The current study is the most accurate at predicting internal words yet. Brain signals were collected from single neurons in the supramarginal gyrus, which is located in the posterior parietal cortex. In a prior study, the researchers discovered that this brain region represented spoken words.

The team has now expanded their results to include internal speech. The researchers then taught the BMI gadget to distinguish the brain signals produced when the tetraplegic subject talked internally or thought particular phrases. This training session lasted roughly 15 minutes. They then displayed a word on a screen and instructed the participant to speak it internally.

The results indicated that the BMI algorithms could identify eight words with up to 91 percent accuracy.
The research is still in its early stages, but it might benefit people with brain injuries, paralysis, or disorders that impact speech, such as amyotrophic lateral sclerosis (ALS).

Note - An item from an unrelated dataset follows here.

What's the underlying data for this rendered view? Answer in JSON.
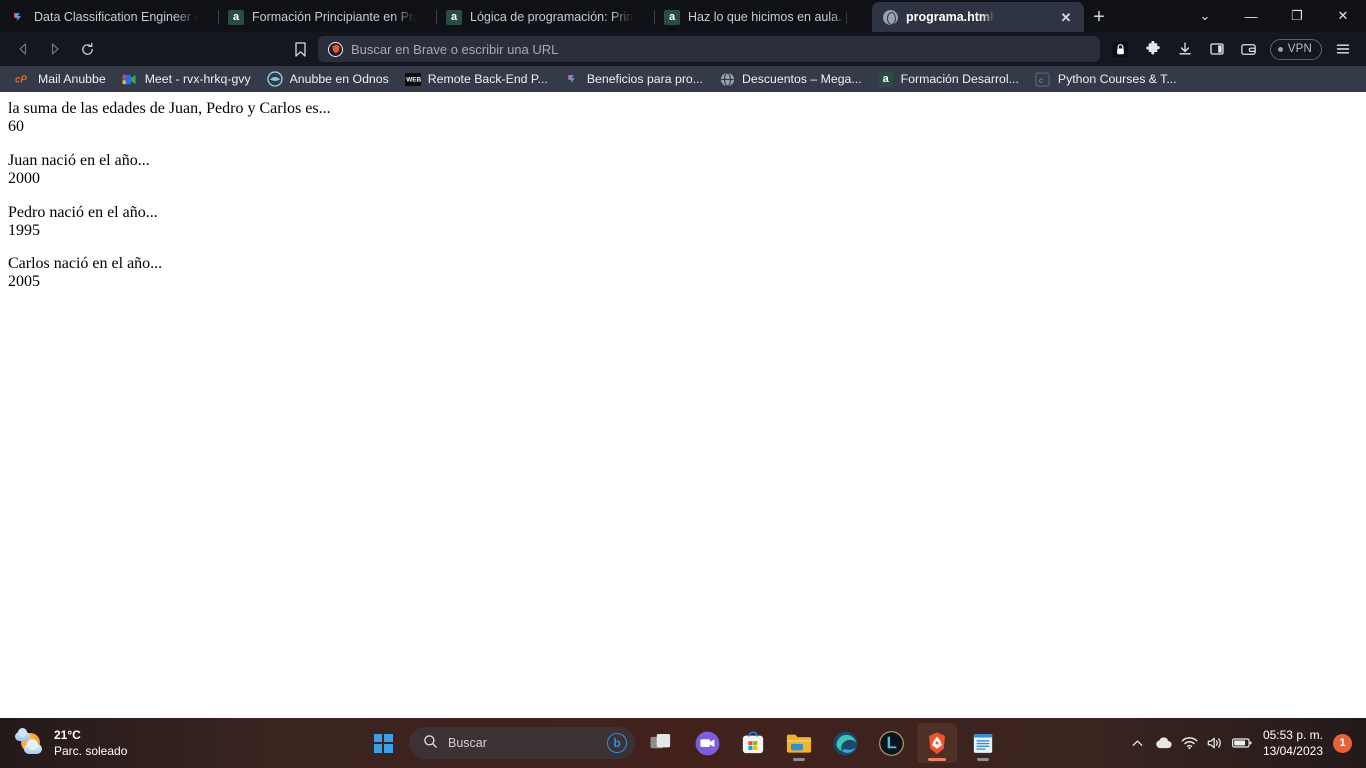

“Neurological disorders can lead to complete paralysis of voluntary muscles, resulting in patients being unable to speak or move, but they are still able to think and reason. For that population, an internal speech BMI would be incredibly helpful,” Wandelt says.

“We have previously shown that we can decode imagined hand shapes for grasping from the human supramarginal gyrus,” says Andersen. “Being able to also decode speech from this area suggests that one implant can recover two important human abilities: grasping and speech.”

The researchers also point out that BMIs cannot be used to read people’s minds since the device would have to be trained in each person’s brain independently, and they only operate when the person concentrates on the word.

The National Institutes of Health, the Tianqiao and Chrissy Chen Brain-Machine Interface Center, and the Boswell Foundation financed the study, which is now being peer reviewed but has not yet been published. Aside from Wandelt and Andersen, other Caltech contributors include David Bjanes, Kelsie Pejsa, Brian Lee (PhD ’06), and Charles Liu. Lee and Liu are Caltech visiting associates who also teach at USC’s Keck School of Medicine.